Vitiligo is a skin condition that causes white patches to appear on the skin. These patches occur because the cells that make skin pigment, called melanocytes, are destroyed, leaving areas of skin with no pigment at all. Vitiligo can affect skin on any part of the body—even the inside of the mouth and the scalp, possibly affecting hair color—and white patches may grow in size or spread to other parts of the body over time.
This condition is not painful or itchy, but the appearance of white patches may make a person feel self-conscious, especially if vitiligo affects skin in visible places such as the face, arms, or legs. Vitiligo is more noticeable in people with a darker skin tone, but because the affected areas of skin are completely devoid of pigment, vitiligo can sometimes be visible even in people with very fair skin. The condition poses no threat to a person’s overall health, and the decision to pursue treatment is a personal one.
Dermatologists at NYU Langone understand that changes in the appearance of skin can affect social and professional interactions. Our specialists have the experience and resources to identify vitiligo and determine whether an underlying condition should be addressed.
Vitiligo can affect males and females of any age or skin tone. It often first appears when people are in their 20s. Depigmented spots may stay confined to specific areas—commonly on the face, hands, arms, feet, and lips—or they may affect large areas of skin or even the entire body. The texture of affected skin remains the same as surrounding skin.
There are two common types of vitiligo: segmental and generalized. In segmental vitiligo, depigmented patches appear either on one area on the left or right side of the body. In generalized vitiligo, depigmented patches appear almost symmetrically on both sides of the body and may spread to other areas over time. This is the most common type of vitiligo. Rarely, a person may develop occupational vitiligo, in which depigmentation is due to exposure to certain industrial chemicals, such as those used to make rubber.

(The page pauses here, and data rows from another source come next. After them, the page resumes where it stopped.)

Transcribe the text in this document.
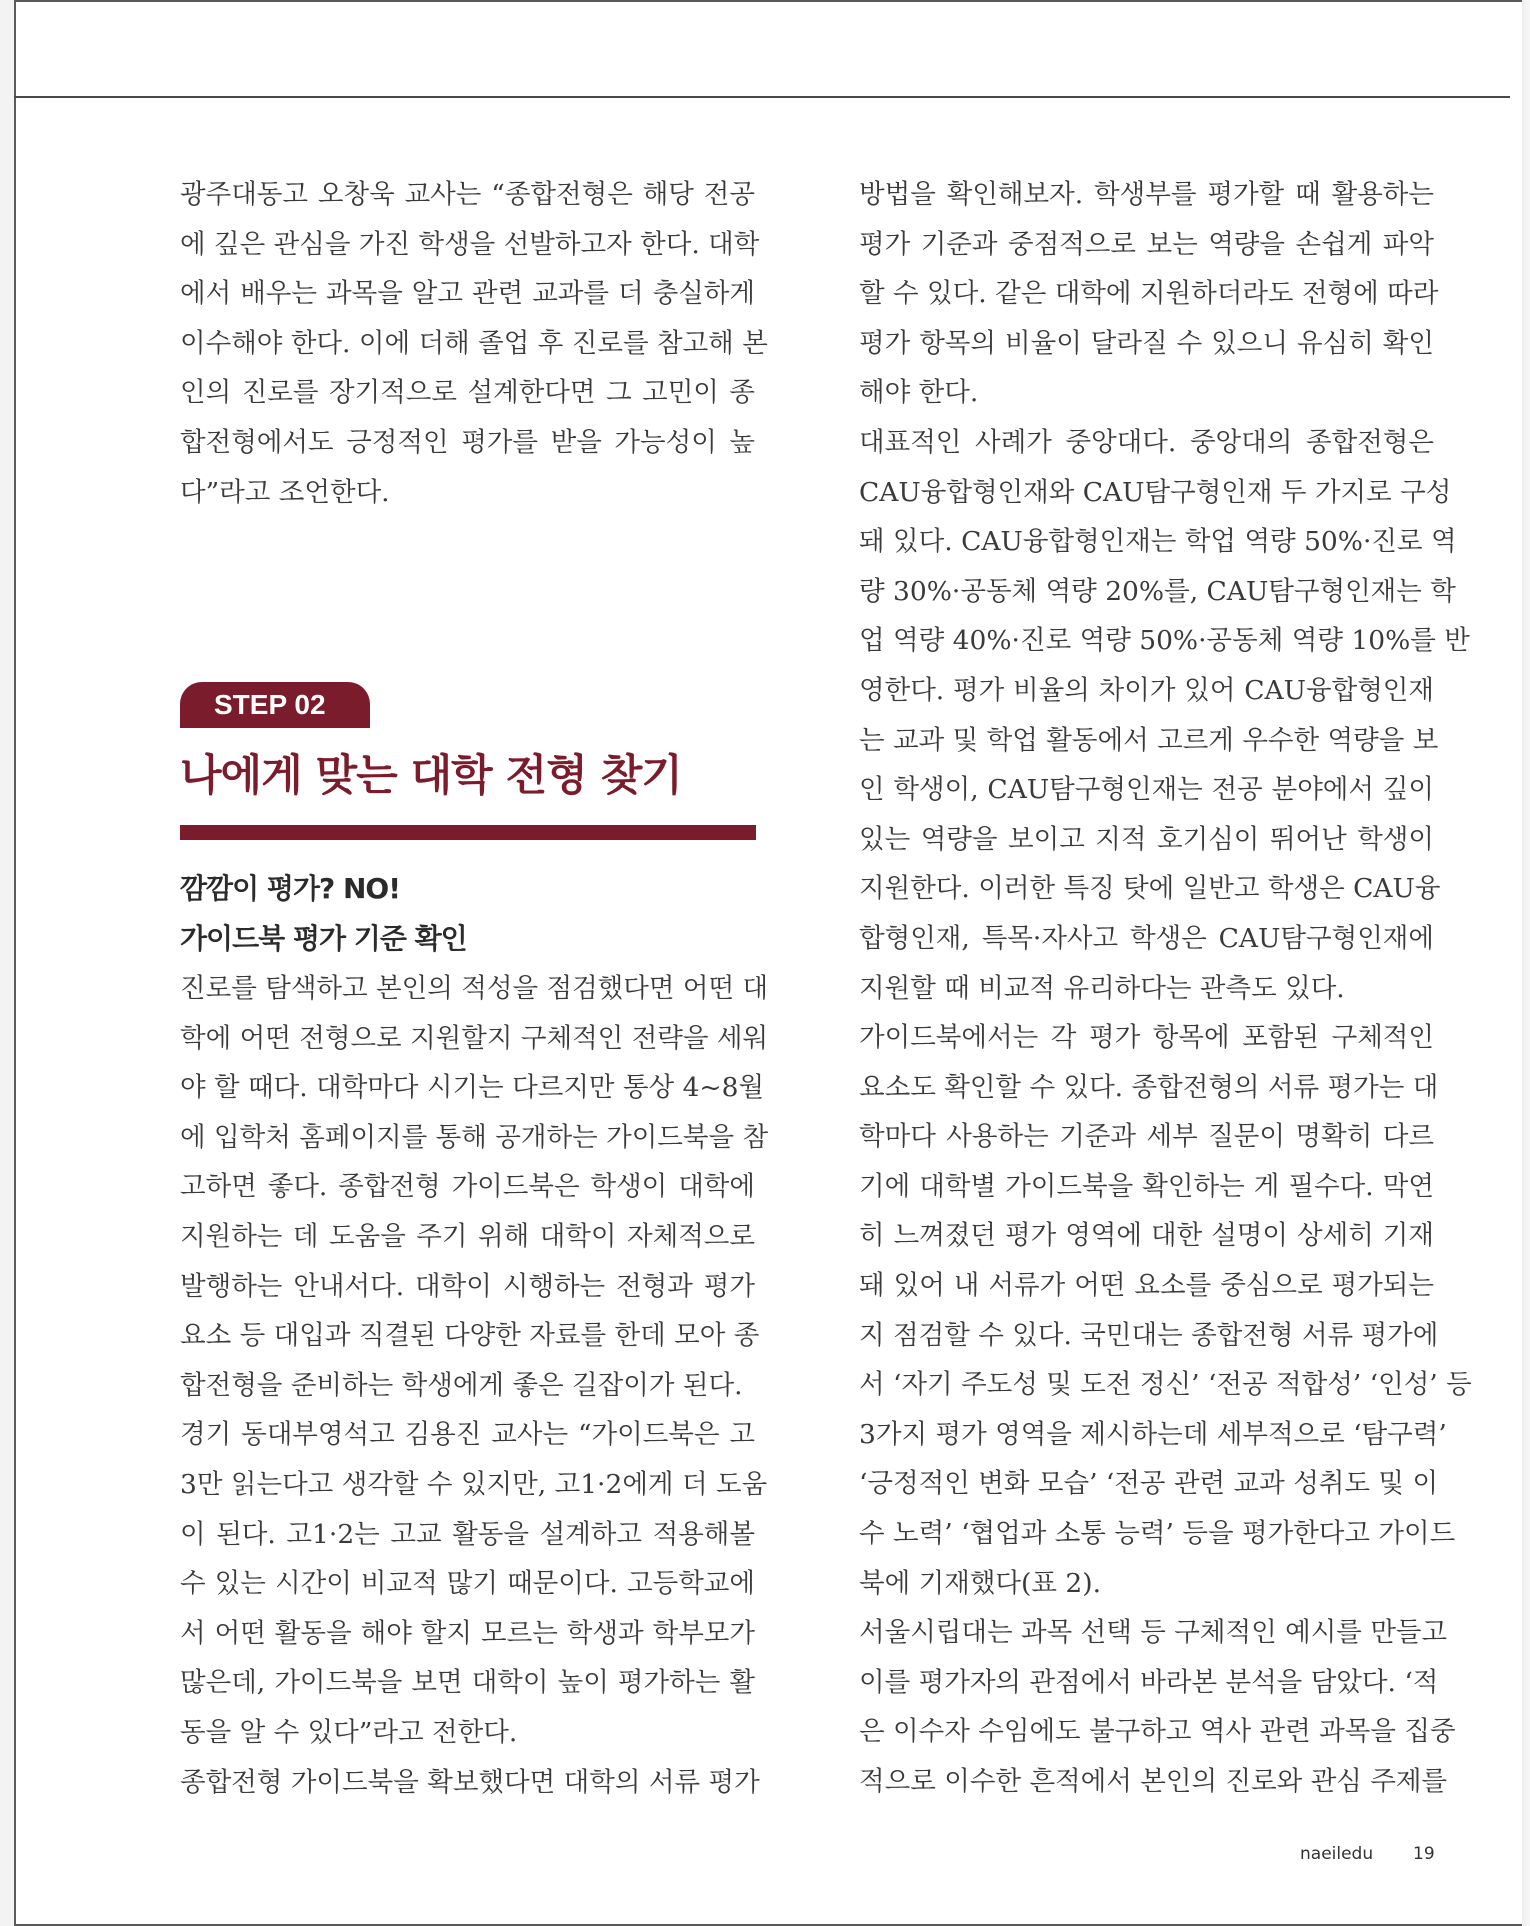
광주대동고 오창욱 교사는 “종합전형은 해당 전공
에 깊은 관심을 가진 학생을 선발하고자 한다. 대학
에서 배우는 과목을 알고 관련 교과를 더 충실하게
이수해야 한다. 이에 더해 졸업 후 진로를 참고해 본
인의 진로를 장기적으로 설계한다면 그 고민이 종
합전형에서도 긍정적인 평가를 받을 가능성이 높
다”라고 조언한다.
STEP 02
나에게 맞는 대학 전형 찾기
깜깜이 평가? NO!
가이드북 평가 기준 확인
진로를 탐색하고 본인의 적성을 점검했다면 어떤 대
학에 어떤 전형으로 지원할지 구체적인 전략을 세워
야 할 때다. 대학마다 시기는 다르지만 통상 4~8월
에 입학처 홈페이지를 통해 공개하는 가이드북을 참
고하면 좋다. 종합전형 가이드북은 학생이 대학에
지원하는 데 도움을 주기 위해 대학이 자체적으로
발행하는 안내서다. 대학이 시행하는 전형과 평가
요소 등 대입과 직결된 다양한 자료를 한데 모아 종
합전형을 준비하는 학생에게 좋은 길잡이가 된다.
경기 동대부영석고 김용진 교사는 “가이드북은 고
3만 읽는다고 생각할 수 있지만, 고1·2에게 더 도움
이 된다. 고1·2는 고교 활동을 설계하고 적용해볼
수 있는 시간이 비교적 많기 때문이다. 고등학교에
서 어떤 활동을 해야 할지 모르는 학생과 학부모가
많은데, 가이드북을 보면 대학이 높이 평가하는 활
동을 알 수 있다”라고 전한다.
종합전형 가이드북을 확보했다면 대학의 서류 평가
방법을 확인해보자. 학생부를 평가할 때 활용하는
평가 기준과 중점적으로 보는 역량을 손쉽게 파악
할 수 있다. 같은 대학에 지원하더라도 전형에 따라
평가 항목의 비율이 달라질 수 있으니 유심히 확인
해야 한다.
대표적인 사례가 중앙대다. 중앙대의 종합전형은
CAU융합형인재와 CAU탐구형인재 두 가지로 구성
돼 있다. CAU융합형인재는 학업 역량 50%·진로 역
량 30%·공동체 역량 20%를, CAU탐구형인재는 학
업 역량 40%·진로 역량 50%·공동체 역량 10%를 반
영한다. 평가 비율의 차이가 있어 CAU융합형인재
는 교과 및 학업 활동에서 고르게 우수한 역량을 보
인 학생이, CAU탐구형인재는 전공 분야에서 깊이
있는 역량을 보이고 지적 호기심이 뛰어난 학생이
지원한다. 이러한 특징 탓에 일반고 학생은 CAU융
합형인재, 특목·자사고 학생은 CAU탐구형인재에
지원할 때 비교적 유리하다는 관측도 있다.
가이드북에서는 각 평가 항목에 포함된 구체적인
요소도 확인할 수 있다. 종합전형의 서류 평가는 대
학마다 사용하는 기준과 세부 질문이 명확히 다르
기에 대학별 가이드북을 확인하는 게 필수다. 막연
히 느껴졌던 평가 영역에 대한 설명이 상세히 기재
돼 있어 내 서류가 어떤 요소를 중심으로 평가되는
지 점검할 수 있다. 국민대는 종합전형 서류 평가에
서 ‘자기 주도성 및 도전 정신’ ‘전공 적합성’ ‘인성’ 등
3가지 평가 영역을 제시하는데 세부적으로 ‘탐구력’
‘긍정적인 변화 모습’ ‘전공 관련 교과 성취도 및 이
수 노력’ ‘협업과 소통 능력’ 등을 평가한다고 가이드
북에 기재했다(표 2).
서울시립대는 과목 선택 등 구체적인 예시를 만들고
이를 평가자의 관점에서 바라본 분석을 담았다. ‘적
은 이수자 수임에도 불구하고 역사 관련 과목을 집중
적으로 이수한 흔적에서 본인의 진로와 관심 주제를
naeiledu 19
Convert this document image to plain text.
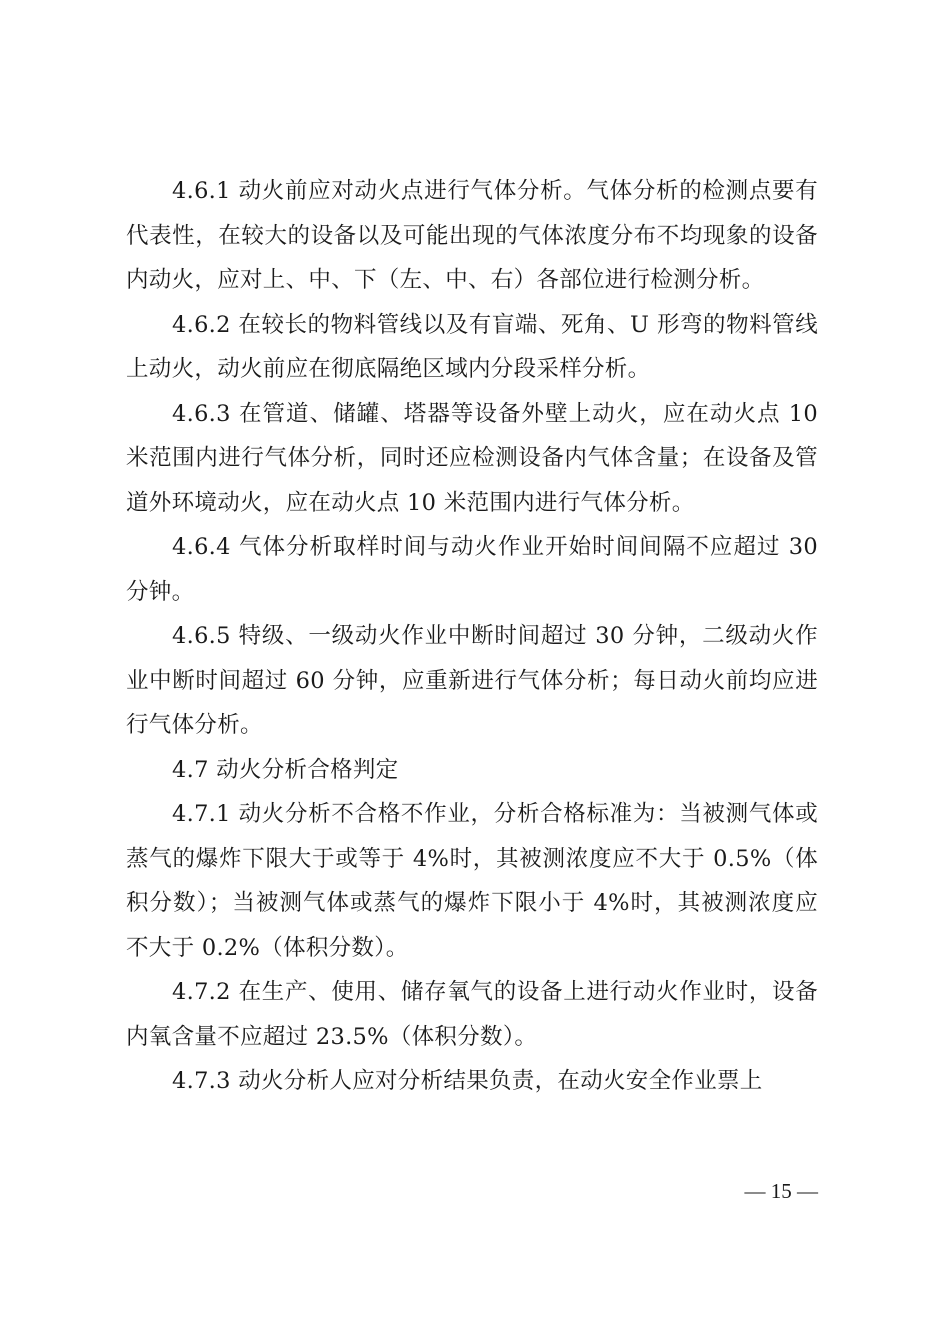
4.6.1 动火前应对动火点进行气体分析。气体分析的检测点要有代表性，在较大的设备以及可能出现的气体浓度分布不均现象的设备内动火，应对上、中、下（左、中、右）各部位进行检测分析。

4.6.2 在较长的物料管线以及有盲端、死角、U 形弯的物料管线上动火，动火前应在彻底隔绝区域内分段采样分析。

4.6.3 在管道、储罐、塔器等设备外壁上动火，应在动火点 10 米范围内进行气体分析，同时还应检测设备内气体含量；在设备及管道外环境动火，应在动火点 10 米范围内进行气体分析。

4.6.4 气体分析取样时间与动火作业开始时间间隔不应超过 30 分钟。

4.6.5 特级、一级动火作业中断时间超过 30 分钟，二级动火作业中断时间超过 60 分钟，应重新进行气体分析；每日动火前均应进行气体分析。

4.7 动火分析合格判定

4.7.1 动火分析不合格不作业，分析合格标准为：当被测气体或蒸气的爆炸下限大于或等于 4%时，其被测浓度应不大于 0.5%（体积分数）；当被测气体或蒸气的爆炸下限小于 4%时，其被测浓度应不大于 0.2%（体积分数）。

4.7.2 在生产、使用、储存氧气的设备上进行动火作业时，设备内氧含量不应超过 23.5%（体积分数）。

4.7.3 动火分析人应对分析结果负责，在动火安全作业票上

— 15 —
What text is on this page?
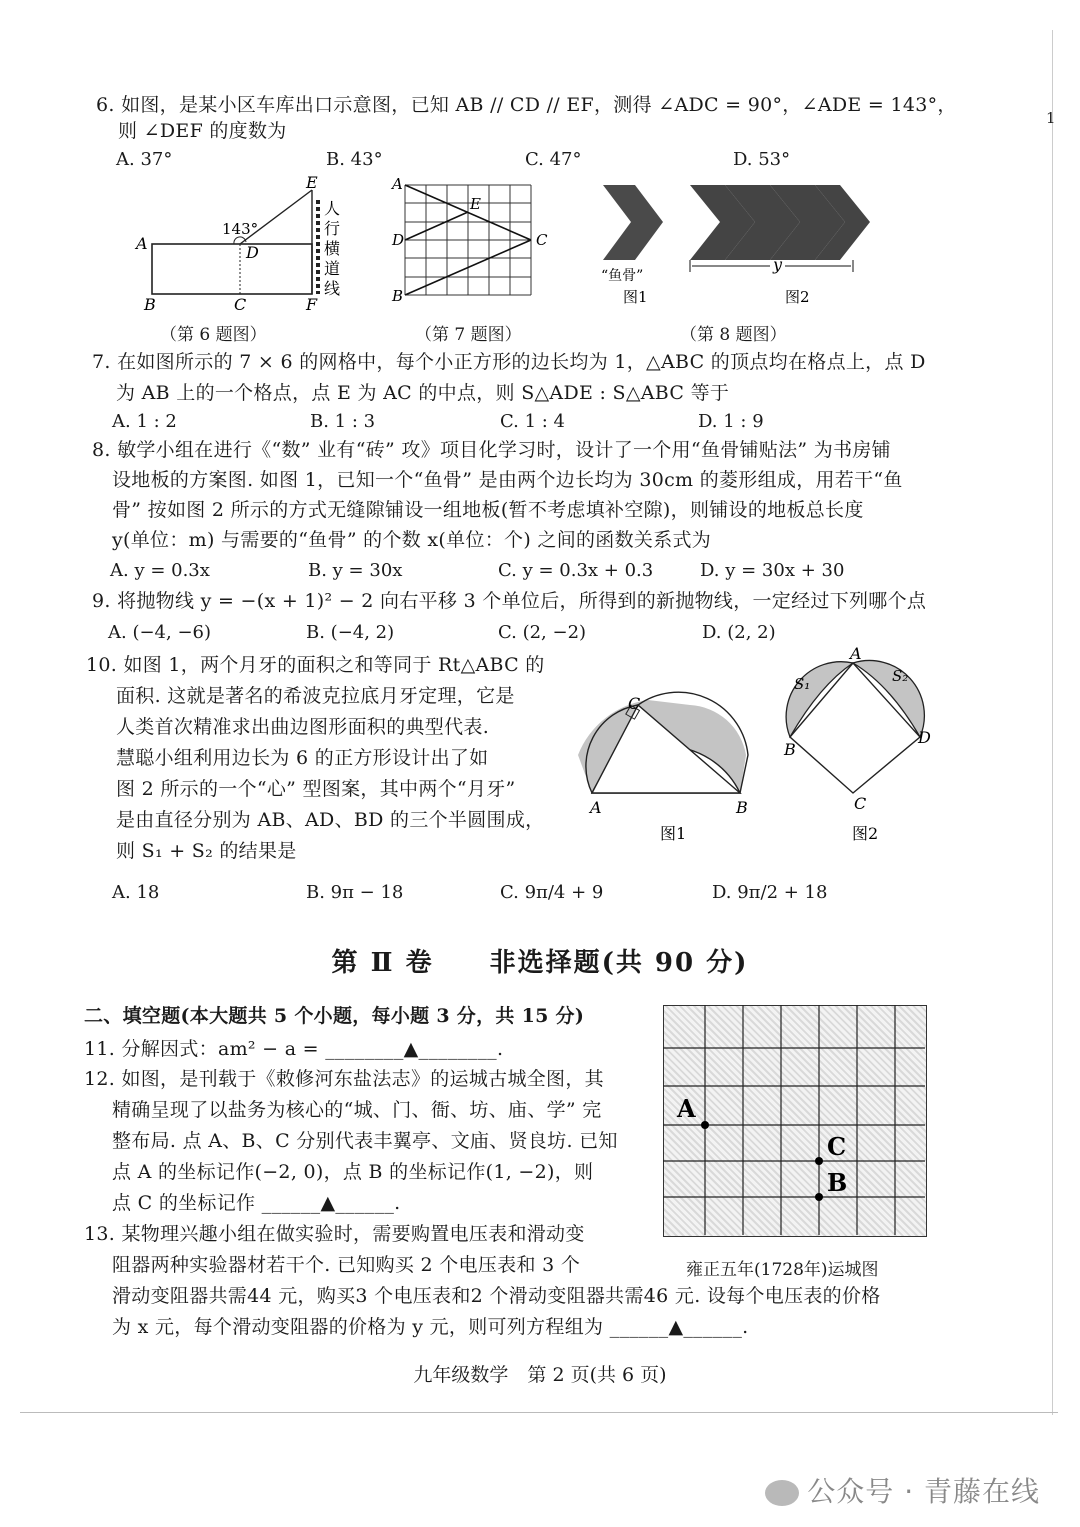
1
6. 如图，是某小区车库出口示意图，已知 AB // CD // EF，测得 ∠ADC = 90°，∠ADE = 143°，
则 ∠DEF 的度数为
A. 37°	B. 43°	C. 47°	D. 53°
A
B	C
D
E
F
143°
人
行
横
道
线
（第 6 题图）
A
B
C
D
E
（第 7 题图）
y
“鱼骨”
图1	图2
（第 8 题图）
7. 在如图所示的 7 × 6 的网格中，每个小正方形的边长均为 1，△ABC 的顶点均在格点上，点 D
为 AB 上的一个格点，点 E 为 AC 的中点，则 S△ADE : S△ABC 等于
A. 1 : 2	B. 1 : 3	C. 1 : 4	D. 1 : 9
8. 敏学小组在进行《“数” 业有“砖” 攻》项目化学习时，设计了一个用“鱼骨铺贴法” 为书房铺
设地板的方案图. 如图 1，已知一个“鱼骨” 是由两个边长均为 30cm 的菱形组成，用若干“鱼
骨” 按如图 2 所示的方式无缝隙铺设一组地板(暂不考虑填补空隙)，则铺设的地板总长度
y(单位：m) 与需要的“鱼骨” 的个数 x(单位：个) 之间的函数关系式为
A. y = 0.3x	B. y = 30x	C. y = 0.3x + 0.3	D. y = 30x + 30
9. 将抛物线 y = −(x + 1)² − 2 向右平移 3 个单位后，所得到的新抛物线，一定经过下列哪个点
A. (−4, −6)	B. (−4, 2)	C. (2, −2)	D. (2, 2)
10. 如图 1，两个月牙的面积之和等同于 Rt△ABC 的
面积. 这就是著名的希波克拉底月牙定理，它是
人类首次精准求出曲边图形面积的典型代表.
慧聪小组利用边长为 6 的正方形设计出了如
图 2 所示的一个“心” 型图案，其中两个“月牙”
是由直径分别为 AB、AD、BD 的三个半圆围成，
则 S₁ + S₂ 的结果是
A. 18	B. 9π − 18	C. 9π/4 + 9	D. 9π/2 + 18
A	B
C
图1
A
B
C
D
S₁	S₂
图2
第 Ⅱ 卷　　非选择题(共 90 分)
二、填空题(本大题共 5 个小题，每小题 3 分，共 15 分)
11. 分解因式：am² − a = ________▲________.
12. 如图，是刊载于《敕修河东盐法志》的运城古城全图，其
精确呈现了以盐务为核心的“城、门、衙、坊、庙、学” 完
整布局. 点 A、B、C 分别代表丰翼亭、文庙、贤良坊. 已知
点 A 的坐标记作(−2, 0)，点 B 的坐标记作(1, −2)，则
点 C 的坐标记作 ______▲______.
A
C
B
雍正五年(1728年)运城图
13. 某物理兴趣小组在做实验时，需要购置电压表和滑动变
阻器两种实验器材若干个. 已知购买 2 个电压表和 3 个
滑动变阻器共需44 元，购买3 个电压表和2 个滑动变阻器共需46 元. 设每个电压表的价格
为 x 元，每个滑动变阻器的价格为 y 元，则可列方程组为 ______▲______.
九年级数学　第 2 页(共 6 页)
公众号 · 青藤在线
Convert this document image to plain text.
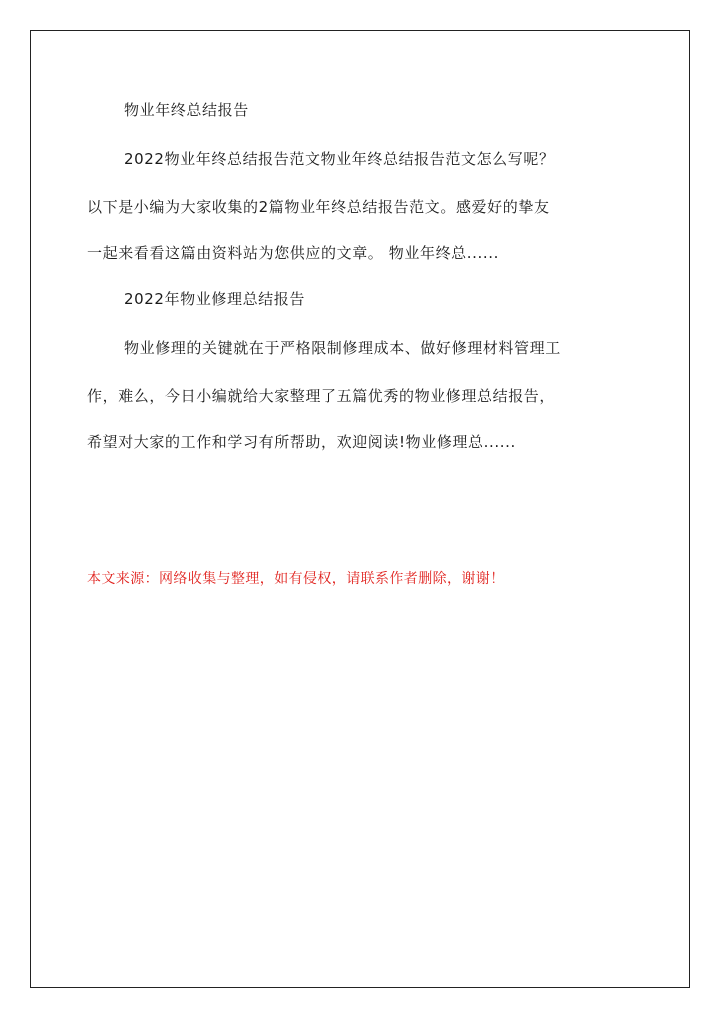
物业年终总结报告
2022物业年终总结报告范文物业年终总结报告范文怎么写呢？
以下是小编为大家收集的2篇物业年终总结报告范文。感爱好的挚友
一起来看看这篇由资料站为您供应的文章。 物业年终总......
2022年物业修理总结报告
物业修理的关键就在于严格限制修理成本、做好修理材料管理工
作，难么，今日小编就给大家整理了五篇优秀的物业修理总结报告，
希望对大家的工作和学习有所帮助，欢迎阅读!物业修理总......
本文来源：网络收集与整理，如有侵权，请联系作者删除，谢谢！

There is no known cause for segmental and generalized vitiligo, though research suggests these conditions may be the result of an autoimmune disorder that causes the body’s immune system to mistakenly attack melanocytes. People who have other autoimmune diseases, such as hypothyroidism or alopecia areata, may have an increased risk of developing vitiligo, and people with vitiligo may have an increased risk of developing another autoimmune disease.
Vitiligo may also have a genetic component and run in families.
Our dermatologists often diagnose vitiligo based solely on a physical examination. If doctors need more information about how the condition affects your skin cells, they may suggest a skin biopsy or blood test.
Information about your past and current health may help your dermatologist confirm a diagnosis. He or she may ask you when white or lighter patches of skin first appeared and whether they affect several parts of the body or remain in one location. Your doctor may also ask if you have been diagnosed with an autoimmune disorder, such as hypothyroidism or type 1 diabetes, and if any of your family members have a history of vitiligo or an autoimmune condition.
Your dermatologist performs a thorough physical examination to determine if vitiligo is affecting your skin and, if so, to identify the type. He or she visually examines your skin from head to toe, noting the places in which depigmentation appears and whether patches appear on one or both sides of the body, symmetrically or in random patterns, and whether they affect only skin exposed to sunlight or areas that are less exposed, as well.
If your skin is very fair, it may be hard to distinguish the depigmented patches caused by vitiligo. In these instances, a dermatologist may use a handheld tool called a Wood’s lamp to shine ultraviolet (UV) light on your skin. A patch of skin that is truly depigmented has a different appearance under the UV light than unaffected skin.
Your dermatologist may need more information about your skin cells to confirm a diagnosis of vitiligo. A skin biopsy can definitively tell the difference between missing melanocytes, which indicates vitiligo, and melanocytes that are malfunctioning for another reason. Vitiligo is diagnosed only if these pigment-producing cells are missing.
Very rarely, a form of skin cancer called hypopigmented cutaneous T-cell lymphoma may cause white patches due to malfunctioning melanocytes. A skin biopsy can rule out this possibility.
Rarely, your dermatologist may recommend a blood test to get more information about a possible autoimmune response related to vitiligo. The blood test is done in the office and a doctor or staff member calls you with the result in five to seven days.